Klinisch technologen gaan artsen verdringen, maar vooral omdat deze laatste minder nodig zijn als werkprocessen anders worden ingericht en andere dan artsencompetenties worden gevraagd. Maar dat moet dan ook beloond worden, blijkend uit de wervingsadvertentie. Los van de afstudeermaster als klinisch technoloog, klinisch geneeskundige of medisch ingenieur moet daarin duidelijk zijn welke uitdagingen er zijn en welk zorgprobleem met welk team moet worden aangepakt: beeldvorming, katheterbesturing, beademing, robotica, navigatiesystemen, computersimulaties, 3 d-printen, software ontwikkeling voor machine learning etc.
Halve arts of hele technicus?
We kiezen ervoor om de arts namens de zorginstelling de contracterende partij te laten zijn. De arts en de instelling bepalen de facto de rol, de verantwoordelijkheid en de inbreng van de medewerkers – teamleden. Hoewel de technicus de dominante en onmisbare schakel in high – tech dienstverlening kan zijn en zonder technicus de arts een keizer zonder kleren is, komt de patiënt voor de arts – teamleider.
Veel nieuwe technologie wordt ondoordacht aangeschaft, onvoldoende gebruikt en onvoldoende geëvalueerd, omdat verondersteld wordt dat – ook op die terreinen- de ‘doctors in the lead’ zijn. Ook het faciliteren van droge trainingsuren gaat daartoe behoren met en zonder simulators en hologrammen. Klinisch technologen zullen die platformen moeten ontwikkelen, laten functioneren en onderhouden. Het beschikbaar maken van deze trainingen is al verplicht voor producenten van implantaten en apparatuur.
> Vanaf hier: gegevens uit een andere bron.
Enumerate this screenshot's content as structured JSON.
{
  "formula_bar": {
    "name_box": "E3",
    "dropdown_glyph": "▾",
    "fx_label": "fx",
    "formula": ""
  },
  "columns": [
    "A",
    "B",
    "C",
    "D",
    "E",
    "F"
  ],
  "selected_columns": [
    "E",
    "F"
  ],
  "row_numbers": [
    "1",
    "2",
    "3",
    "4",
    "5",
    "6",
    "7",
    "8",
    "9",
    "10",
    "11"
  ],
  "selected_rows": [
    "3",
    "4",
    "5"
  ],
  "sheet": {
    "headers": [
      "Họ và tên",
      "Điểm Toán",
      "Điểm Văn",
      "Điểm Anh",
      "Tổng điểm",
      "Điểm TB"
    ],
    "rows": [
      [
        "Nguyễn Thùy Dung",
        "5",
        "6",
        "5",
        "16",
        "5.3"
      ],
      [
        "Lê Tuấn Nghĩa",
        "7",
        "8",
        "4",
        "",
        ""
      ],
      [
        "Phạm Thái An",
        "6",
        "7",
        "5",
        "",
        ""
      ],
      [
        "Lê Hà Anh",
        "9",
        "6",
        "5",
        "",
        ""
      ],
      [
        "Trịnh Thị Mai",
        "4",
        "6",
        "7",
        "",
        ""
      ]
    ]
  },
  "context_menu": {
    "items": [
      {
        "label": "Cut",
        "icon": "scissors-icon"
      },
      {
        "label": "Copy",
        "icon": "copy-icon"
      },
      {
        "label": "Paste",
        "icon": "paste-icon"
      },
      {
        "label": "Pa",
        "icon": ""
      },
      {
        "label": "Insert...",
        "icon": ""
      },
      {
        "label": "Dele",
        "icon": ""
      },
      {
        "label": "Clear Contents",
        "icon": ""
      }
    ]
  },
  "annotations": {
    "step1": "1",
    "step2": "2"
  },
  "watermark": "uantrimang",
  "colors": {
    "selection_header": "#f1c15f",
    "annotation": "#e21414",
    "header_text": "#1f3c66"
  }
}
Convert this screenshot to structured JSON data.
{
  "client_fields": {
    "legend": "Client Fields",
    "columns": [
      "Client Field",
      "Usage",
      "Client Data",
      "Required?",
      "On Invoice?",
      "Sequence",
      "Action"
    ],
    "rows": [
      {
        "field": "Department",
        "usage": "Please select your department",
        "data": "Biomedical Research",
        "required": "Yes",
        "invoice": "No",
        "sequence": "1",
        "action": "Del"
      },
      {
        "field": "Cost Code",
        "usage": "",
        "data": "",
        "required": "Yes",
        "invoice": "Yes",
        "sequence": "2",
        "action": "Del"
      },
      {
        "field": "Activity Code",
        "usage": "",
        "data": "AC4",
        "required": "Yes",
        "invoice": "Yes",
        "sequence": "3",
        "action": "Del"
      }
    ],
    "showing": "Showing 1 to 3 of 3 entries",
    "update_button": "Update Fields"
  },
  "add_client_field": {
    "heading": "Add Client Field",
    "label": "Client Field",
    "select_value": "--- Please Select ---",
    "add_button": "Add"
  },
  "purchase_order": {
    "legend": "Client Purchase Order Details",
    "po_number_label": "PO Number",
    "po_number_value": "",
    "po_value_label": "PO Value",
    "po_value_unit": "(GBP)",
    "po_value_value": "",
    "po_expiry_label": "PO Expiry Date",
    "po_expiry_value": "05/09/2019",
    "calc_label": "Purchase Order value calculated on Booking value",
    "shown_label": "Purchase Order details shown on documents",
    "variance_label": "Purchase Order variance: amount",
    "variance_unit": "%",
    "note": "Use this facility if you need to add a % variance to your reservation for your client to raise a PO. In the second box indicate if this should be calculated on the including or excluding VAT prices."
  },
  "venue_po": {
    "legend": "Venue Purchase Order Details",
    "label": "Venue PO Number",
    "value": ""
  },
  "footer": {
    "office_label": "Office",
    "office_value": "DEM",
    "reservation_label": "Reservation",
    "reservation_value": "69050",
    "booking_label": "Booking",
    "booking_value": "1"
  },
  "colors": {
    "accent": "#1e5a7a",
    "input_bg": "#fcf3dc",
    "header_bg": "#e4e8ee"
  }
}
De door verpleegkundigen en artsen zelf opgetuigde bureaucratie van het huidige kwaliteit-management biedt onvoldoende garantie voor veiligheid en effectiviteit van complexe en snel veranderende technologie. Hier ligt een uitstekende kans voor de enigszins medisch onderlegde technicus om het heft in handen te nemen. Niet door met de arts te concurreren, maar hem te helpen technologie te laten werken en zorgpaden simpel te houden. En inderdaad heeft dit tot gevolg dat er minder posities voor artsen en verpleegkundigen nodig en beschikbaar zullen zijn die dan worden ingenomen door technici. Het is de functieomschrijving die er toe doet, meer dan de afstudeerrichting. Maar alleen de inzet van de ‘hele technicus’ is de enige manier om techniek in de zorg veilig en kosteneffectief te laten werken.
Professor B.J.A.M. (Bas) de Mol, MD, PhD, JD is emeritus hoogleraar cardio-thoracale chirurgie AMC, emeritus hoogleraar veiligheid technische veiligheid in de zorg TUD, emeritus hoogleraar cardiovasculair biomechanica TU/e, medisch directeur en medeoprichter Life Tec Group BV, Eindhoven.